What makes this moment more than just another Trump exaggeration is how he told it, and why it felt so unnervingly familiar. Because we’ve heard this story before, just not as nonfiction. It is, beat for beat, the skeleton of the poem he used to recite at rallies: “The Snake.” In that fable, a trusting woman takes in a wounded serpent that ultimately bites her, prompting its sneering confession: “You knew damn well I was a snake before you took me in.” A simple parable, delivered with the sing-song cadence he slides into.
But this time, the parable wasn’t framed as a parable. It was reframed as autobiographical history.
He took the metaphor and recast it as an event. He inserted himself into the narrative as both witness and savior. He collapsed the distinction between performance and memory, turning an old stump-speech bit into something he now “remembers” as having happened within his administration. The boundaries dissolved. And it’s that dissolution, not the snake, not the jungle, that should alarm us.
This type of conflation, the collapse of metaphor into memory, is not a quirk. It is a recognizable cognitive pattern, one often documented in frontotemporal dementia, where patients begin blending stories they’ve told with events they’ve lived, losing the ability to separate performed narratives from personal experience. They draw on familiar scripts because the scripts are easier to retrieve than actual memories. And the more emotionally charged the script, the more likely it is to be repurposed as truth.

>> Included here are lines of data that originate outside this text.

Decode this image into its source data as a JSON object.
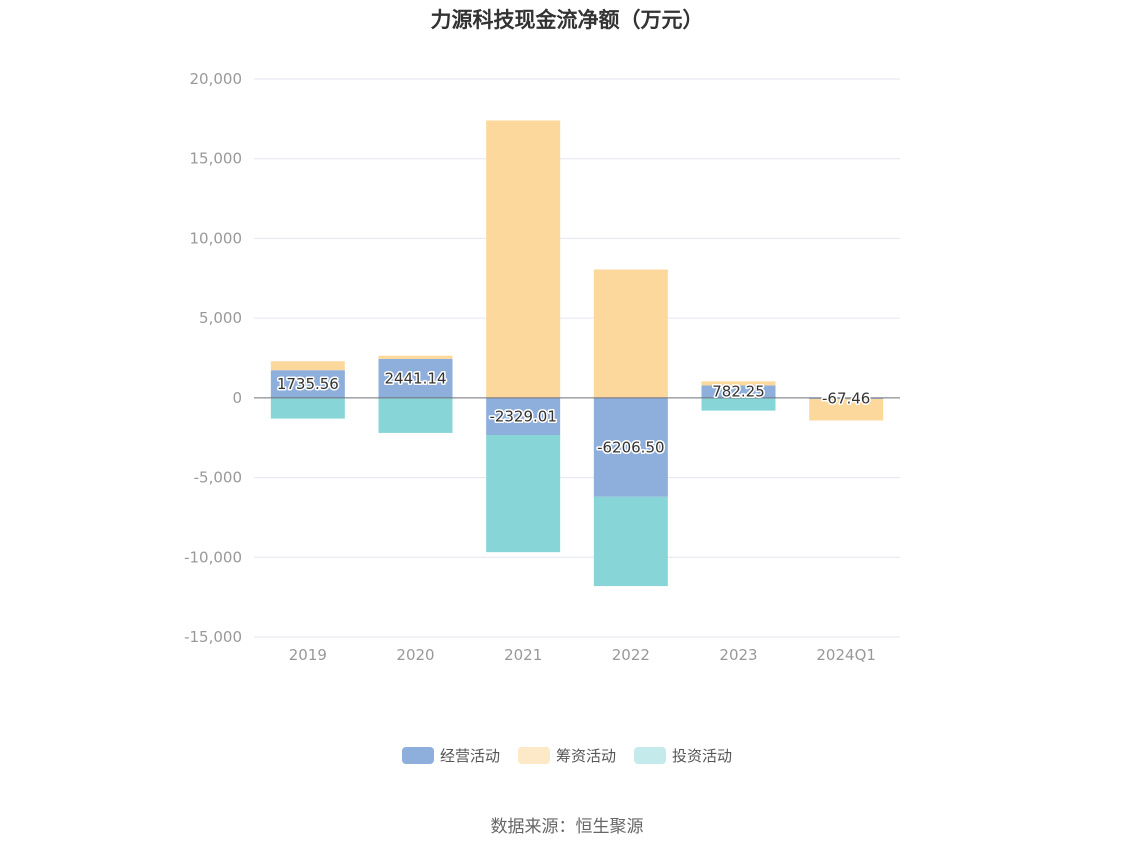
{
  "title": "力源科技现金流净额（万元）",
  "source": "数据来源：恒生聚源",
  "colors": {
    "operating": "#8eaedc",
    "financing": "#fdd89c",
    "investing": "#88d5d8",
    "legend_financing": "#fde8c8",
    "legend_investing": "#c4eaec",
    "grid": "#e3e6ef",
    "zero_line": "#6e7079"
  },
  "legend": [
    {
      "label": "经营活动",
      "color": "#8eaedc"
    },
    {
      "label": "筹资活动",
      "color": "#fde8c8"
    },
    {
      "label": "投资活动",
      "color": "#c4eaec"
    }
  ],
  "chart_data": {
    "type": "bar",
    "stacked": true,
    "title": "力源科技现金流净额（万元）",
    "categories": [
      "2019",
      "2020",
      "2021",
      "2022",
      "2023",
      "2024Q1"
    ],
    "ylim": [
      -15000,
      20000
    ],
    "yticks": [
      20000,
      15000,
      10000,
      5000,
      0,
      -5000,
      -10000,
      -15000
    ],
    "ytick_labels": [
      "20,000",
      "15,000",
      "10,000",
      "5,000",
      "0",
      "-5,000",
      "-10,000",
      "-15,000"
    ],
    "grid": true,
    "legend_position": "bottom",
    "series": [
      {
        "name": "经营活动",
        "key": "operating",
        "values": [
          1735.56,
          2441.14,
          -2329.01,
          -6206.5,
          782.25,
          -67.46
        ]
      },
      {
        "name": "筹资活动",
        "key": "financing",
        "values": [
          560,
          200,
          17400,
          8050,
          250,
          -1350
        ]
      },
      {
        "name": "投资活动",
        "key": "investing",
        "values": [
          -1300,
          -2200,
          -7350,
          -5600,
          -800,
          0
        ]
      }
    ],
    "data_labels": [
      "1735.56",
      "2441.14",
      "-2329.01",
      "-6206.50",
      "782.25",
      "-67.46"
    ]
  }
}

Trump has always lied, but he used to lie intentionally. He lied to dominate, to distract, to humiliate, to win. Dare I say, he lied with strategy. This was different because there was no political purpose to an imaginary viper in Peru. No strategic benefit to placing the Obama daughters in a National Geographic episode. No reason to spend precious podium time recounting fangs, venom, unconsciousness, resurrection, and book sales. This was the kind of story that emerges not because it’s useful, but because the storyteller’s internal filing system has lost its tabs.
He looked pale, unsteady, gripping the podium with both hands, drifting through a hallucinated adventure as though it were briefing-room fact. The people around him watched politely because what else can they do? They can’t tell him it didn’t happen, they have to wait for the moment to pass and hope the next improvised myth isn’t worse.
Trump’s snake poem once served as his warning about other people’s treachery. Now, in its mutated form, it reads like a warning about his own mind. The snake he should fear isn’t coiled in the jungles of Peru; it’s coiled somewhere much closer, winding through the spaces where memory, fantasy, grievance, and mythology have begun to fuse, quietly, steadily, and now, unmistakably, in public view. If he ever revisits that MRI he bragged about “acing,” he may find the serpent sitting right there on the scan, coiled up patiently, waiting for the next story he can no longer tell apart from reality."